The company offers a SaaS facility called Machine Intelligence Engine where users upload their data, build a model and then either download it, or have it execute in the SaaS environment. Fees are levied according to the level of usage, and users typically require a period of hand-holding, which may range from a few hours to a few days. WiseRF on the other hand is downloadable and allows models to be built in-house. It comes in three flavors – Pine, Oak and Sequoia with increasing scalability and capability. A 15 day trial can be downloaded.
Applications range from OTC trading through to industrial safety, and while the accuracy of Random Forest is widely appreciated, having these very high levels of performance means that ‘real-time’ problems can be addressed.
wise.io is supported by its customers and is cash flow positive (a rare state for a startup) and will undoubtedly make a nice acquisition should the firm wish to go that way.
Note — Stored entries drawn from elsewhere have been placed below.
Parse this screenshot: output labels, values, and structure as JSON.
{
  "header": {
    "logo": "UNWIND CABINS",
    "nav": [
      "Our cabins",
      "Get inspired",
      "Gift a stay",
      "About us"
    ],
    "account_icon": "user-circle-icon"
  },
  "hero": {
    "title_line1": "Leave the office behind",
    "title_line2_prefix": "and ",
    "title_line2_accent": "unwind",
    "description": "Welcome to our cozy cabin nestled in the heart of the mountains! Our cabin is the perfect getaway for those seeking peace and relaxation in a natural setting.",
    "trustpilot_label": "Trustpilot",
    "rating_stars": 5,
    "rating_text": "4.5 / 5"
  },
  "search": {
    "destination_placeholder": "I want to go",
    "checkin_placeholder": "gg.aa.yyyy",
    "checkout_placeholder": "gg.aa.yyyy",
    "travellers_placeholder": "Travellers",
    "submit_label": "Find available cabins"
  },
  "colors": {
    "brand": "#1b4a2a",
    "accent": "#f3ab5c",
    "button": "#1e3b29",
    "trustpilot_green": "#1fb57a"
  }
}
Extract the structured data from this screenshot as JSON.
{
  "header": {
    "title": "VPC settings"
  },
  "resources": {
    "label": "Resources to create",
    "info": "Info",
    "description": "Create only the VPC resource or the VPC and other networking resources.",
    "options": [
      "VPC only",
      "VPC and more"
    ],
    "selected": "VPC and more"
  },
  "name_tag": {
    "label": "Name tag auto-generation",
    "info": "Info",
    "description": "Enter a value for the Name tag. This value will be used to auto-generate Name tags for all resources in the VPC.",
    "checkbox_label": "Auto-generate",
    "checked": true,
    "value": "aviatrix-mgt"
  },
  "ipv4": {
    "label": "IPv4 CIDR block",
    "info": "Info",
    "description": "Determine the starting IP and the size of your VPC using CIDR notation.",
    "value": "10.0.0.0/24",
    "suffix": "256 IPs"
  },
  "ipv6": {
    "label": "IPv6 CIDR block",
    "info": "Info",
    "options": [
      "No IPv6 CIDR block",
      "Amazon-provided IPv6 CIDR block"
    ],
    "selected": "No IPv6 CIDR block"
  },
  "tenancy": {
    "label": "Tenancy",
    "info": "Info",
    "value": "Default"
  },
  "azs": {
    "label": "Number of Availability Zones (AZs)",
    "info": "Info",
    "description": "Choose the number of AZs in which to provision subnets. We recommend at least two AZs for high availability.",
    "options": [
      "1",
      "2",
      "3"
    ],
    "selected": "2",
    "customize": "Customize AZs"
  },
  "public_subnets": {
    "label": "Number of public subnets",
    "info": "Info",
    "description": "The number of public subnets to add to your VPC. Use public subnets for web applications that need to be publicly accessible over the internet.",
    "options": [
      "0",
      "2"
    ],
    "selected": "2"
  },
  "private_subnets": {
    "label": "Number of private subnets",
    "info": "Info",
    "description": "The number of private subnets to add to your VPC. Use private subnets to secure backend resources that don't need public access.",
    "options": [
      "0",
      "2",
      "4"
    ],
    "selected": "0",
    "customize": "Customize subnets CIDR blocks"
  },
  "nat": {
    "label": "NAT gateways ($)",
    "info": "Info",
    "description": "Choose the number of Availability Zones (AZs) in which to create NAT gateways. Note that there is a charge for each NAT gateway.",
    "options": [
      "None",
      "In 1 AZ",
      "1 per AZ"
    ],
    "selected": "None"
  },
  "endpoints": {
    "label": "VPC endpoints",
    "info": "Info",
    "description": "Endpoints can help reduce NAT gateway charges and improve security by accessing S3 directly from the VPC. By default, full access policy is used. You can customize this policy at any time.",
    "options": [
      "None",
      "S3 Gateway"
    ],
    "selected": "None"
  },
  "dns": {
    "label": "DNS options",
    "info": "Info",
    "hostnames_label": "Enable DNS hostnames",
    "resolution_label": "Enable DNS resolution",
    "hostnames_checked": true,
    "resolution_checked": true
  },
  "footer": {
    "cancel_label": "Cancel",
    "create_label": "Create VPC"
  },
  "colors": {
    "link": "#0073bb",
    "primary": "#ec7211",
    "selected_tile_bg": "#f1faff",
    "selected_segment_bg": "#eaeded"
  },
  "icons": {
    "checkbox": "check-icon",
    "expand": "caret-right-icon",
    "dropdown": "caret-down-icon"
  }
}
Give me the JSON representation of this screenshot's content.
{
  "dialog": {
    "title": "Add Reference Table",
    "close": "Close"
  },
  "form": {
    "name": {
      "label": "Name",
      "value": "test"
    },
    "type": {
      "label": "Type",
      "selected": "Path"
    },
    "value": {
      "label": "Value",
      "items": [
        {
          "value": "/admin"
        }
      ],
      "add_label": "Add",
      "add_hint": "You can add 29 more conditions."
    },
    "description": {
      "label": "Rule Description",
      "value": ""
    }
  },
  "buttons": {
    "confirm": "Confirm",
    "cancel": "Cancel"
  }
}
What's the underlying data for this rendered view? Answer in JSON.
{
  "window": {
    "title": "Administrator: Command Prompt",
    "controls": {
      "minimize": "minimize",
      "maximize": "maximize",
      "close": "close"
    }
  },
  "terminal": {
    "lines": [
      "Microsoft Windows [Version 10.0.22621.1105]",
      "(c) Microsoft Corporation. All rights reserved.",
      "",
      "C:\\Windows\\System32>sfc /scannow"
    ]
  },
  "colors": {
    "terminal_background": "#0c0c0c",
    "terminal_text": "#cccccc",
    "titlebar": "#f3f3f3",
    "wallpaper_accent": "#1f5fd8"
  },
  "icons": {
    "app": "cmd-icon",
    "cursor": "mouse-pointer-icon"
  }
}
The Yottamine Predictive Services software (using Amazon Web Services) delivers very high levels of analytics performance for near real-time predictive analytics. This makes the use of support vector machine (SVM) methods practical for many applications that would otherwise require impractically large amounts of compute power. Big data capability is provided through the Hadoop architecture, and is capable of handling terabyte size data training sets. A simple, flexible API is provided to facilitate a web service interface for applications – and this can be run locally or in the cloud.
The high performance characteristics of Yottamine are derived from it’s parallel programming capabilities so that large clusters of processors can be dedicated to a single job.